Every line in the query box represents a component. The entire query is the sequence of all these components ordered from left to right. If you click on one of the categories in the tree, a new line will be created with the corresponding component. Every component consists of a component tag and the component content; a component tag always ends with a colon.

Every word in the corpus is Part-of-Speech tagged. So every word consists of three parts: orthography, base form, and part of speech category. Any of these can be used for a search query. Which of these three parts should be used for the query is indicated with the component tag: Word:, Lemma:, or Cat:. As an example, the query component Word: attribute searches the corpus for all occurrences of words having attribute as its orthography, and Cat: Noun searches the corpus for all nouns (i.e. for all words that are POS-tagged as nouns). Putting these two components on consecutive lines searches the corpus for all occurrences of attribute followed by a noun.
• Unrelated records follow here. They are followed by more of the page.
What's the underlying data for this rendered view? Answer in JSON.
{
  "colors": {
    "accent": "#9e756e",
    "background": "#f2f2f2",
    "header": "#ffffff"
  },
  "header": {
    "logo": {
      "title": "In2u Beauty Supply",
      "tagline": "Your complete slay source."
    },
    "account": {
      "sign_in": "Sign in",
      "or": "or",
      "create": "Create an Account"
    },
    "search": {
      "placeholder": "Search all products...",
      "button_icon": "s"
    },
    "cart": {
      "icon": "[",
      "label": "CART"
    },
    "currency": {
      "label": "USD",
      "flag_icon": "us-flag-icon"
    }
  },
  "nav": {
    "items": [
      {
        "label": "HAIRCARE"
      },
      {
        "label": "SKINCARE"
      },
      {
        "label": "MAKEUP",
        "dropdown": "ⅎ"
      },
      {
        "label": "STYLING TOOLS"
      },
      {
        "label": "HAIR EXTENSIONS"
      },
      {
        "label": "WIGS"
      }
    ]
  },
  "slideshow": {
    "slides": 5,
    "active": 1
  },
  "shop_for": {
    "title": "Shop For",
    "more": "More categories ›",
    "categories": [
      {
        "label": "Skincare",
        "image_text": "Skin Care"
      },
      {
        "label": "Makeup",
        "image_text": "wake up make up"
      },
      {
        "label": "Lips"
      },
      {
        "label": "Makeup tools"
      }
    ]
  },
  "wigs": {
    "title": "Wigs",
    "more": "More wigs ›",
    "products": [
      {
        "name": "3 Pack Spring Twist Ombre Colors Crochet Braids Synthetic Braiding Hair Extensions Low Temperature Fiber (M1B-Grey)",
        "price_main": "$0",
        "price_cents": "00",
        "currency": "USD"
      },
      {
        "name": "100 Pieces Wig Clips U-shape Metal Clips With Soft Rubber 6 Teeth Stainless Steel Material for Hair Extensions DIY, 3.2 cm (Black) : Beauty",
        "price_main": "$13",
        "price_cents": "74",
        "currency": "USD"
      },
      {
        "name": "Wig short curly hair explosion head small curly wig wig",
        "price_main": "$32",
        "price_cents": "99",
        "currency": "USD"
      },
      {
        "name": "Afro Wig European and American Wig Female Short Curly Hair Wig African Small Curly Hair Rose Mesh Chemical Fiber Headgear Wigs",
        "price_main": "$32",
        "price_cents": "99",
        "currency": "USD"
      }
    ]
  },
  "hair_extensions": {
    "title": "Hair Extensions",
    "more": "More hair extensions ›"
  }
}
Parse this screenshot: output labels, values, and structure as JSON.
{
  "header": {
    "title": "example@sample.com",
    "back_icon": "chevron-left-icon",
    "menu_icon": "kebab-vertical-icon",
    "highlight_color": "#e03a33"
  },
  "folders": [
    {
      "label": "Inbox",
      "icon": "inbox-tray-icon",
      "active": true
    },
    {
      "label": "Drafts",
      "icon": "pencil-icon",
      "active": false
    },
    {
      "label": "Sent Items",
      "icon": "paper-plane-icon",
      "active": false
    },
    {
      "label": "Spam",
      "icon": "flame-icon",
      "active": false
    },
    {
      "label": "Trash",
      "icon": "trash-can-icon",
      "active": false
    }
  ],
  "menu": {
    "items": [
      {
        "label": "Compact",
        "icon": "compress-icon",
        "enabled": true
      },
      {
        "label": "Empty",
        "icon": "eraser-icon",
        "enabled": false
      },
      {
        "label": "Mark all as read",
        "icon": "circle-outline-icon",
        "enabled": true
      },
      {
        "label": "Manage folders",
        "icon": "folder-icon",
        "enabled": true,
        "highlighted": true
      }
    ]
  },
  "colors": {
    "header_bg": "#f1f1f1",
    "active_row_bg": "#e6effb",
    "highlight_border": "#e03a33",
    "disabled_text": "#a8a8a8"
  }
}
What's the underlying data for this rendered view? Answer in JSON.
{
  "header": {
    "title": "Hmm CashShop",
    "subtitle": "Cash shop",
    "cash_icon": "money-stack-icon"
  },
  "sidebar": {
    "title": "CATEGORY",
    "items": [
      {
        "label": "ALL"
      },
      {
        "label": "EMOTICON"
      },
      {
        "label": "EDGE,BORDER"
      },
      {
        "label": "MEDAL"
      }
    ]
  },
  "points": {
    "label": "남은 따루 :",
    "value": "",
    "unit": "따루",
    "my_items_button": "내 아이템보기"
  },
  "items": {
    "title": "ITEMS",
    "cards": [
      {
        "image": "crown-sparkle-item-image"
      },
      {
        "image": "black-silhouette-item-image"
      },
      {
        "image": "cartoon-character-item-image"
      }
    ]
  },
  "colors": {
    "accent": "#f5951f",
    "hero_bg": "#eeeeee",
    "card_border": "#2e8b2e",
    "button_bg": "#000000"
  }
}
For words and lemmata, one can use wildcards. There are two kinds of wildcards: one-letter wildcards (?) and multi-letter wildcards (*). Two examples: Word: ma?e matches with male or make, made, etc. Lemma: ma*e matches with all words whose stem begins with ma and ends with an e. So all of the above, but also males, maize, and managing. POS tags are only represented as full descriptive names in the interface, but are translated to the tagset-specific codes behind the scenes. Therefore, no wildcards should be used in category descriptions.

Apart from wildcards within a word/lemma, it is also possible to have wild-card components. These are indicated by the component tag Jokers:. A wildcard component searches for (a maximum of) n arbitrary words. This component only makes sense when placed between two other components. So the sequence Word:when followed by Jokers: 4 and Cat:Adverb searches for all occurrences where the word when is followed within a window of 5 words (4 + the word itself) by an adverb. It is also possible to constrain the wildscards to a specific category: the component Jokers: Noun: 2 matches with up to the nouns.

For all three parts (words, lemmata, and categories), it is possible to specify option, by listing options separated by commas. As an example: the component Lemma: river, stream, tributary searches for all inflections of either river, stream, or tributary. It is not possible to have alternatives across different parts, so there is no way to specify in a query that a component should either be an adverb or the word maybe.

Apart from alternatives, it is also possible to combine restrictions in a single component, by placing a + between them. This is best made clear by examples: the component Word: hammer + Cat: Noun matches only with occurrences of hammer as a noun, and not with the present tense of the verb hammer, and Cat: Verb + Lemma: hammer matches with all inflections of the verb hammer and not with the noun. It is not possible to specify more than one restriction per part, so trying to give Word:re* + Word:*ion to find words starting with re- and ending with -ion does not work (the first restriction will be ignored). Also, combining anything with a wildcard components does not work. One can of course combine alternatives: Cat:Noun, Adjective + Word:assur* will give all nouns and adjectives starting with assur-.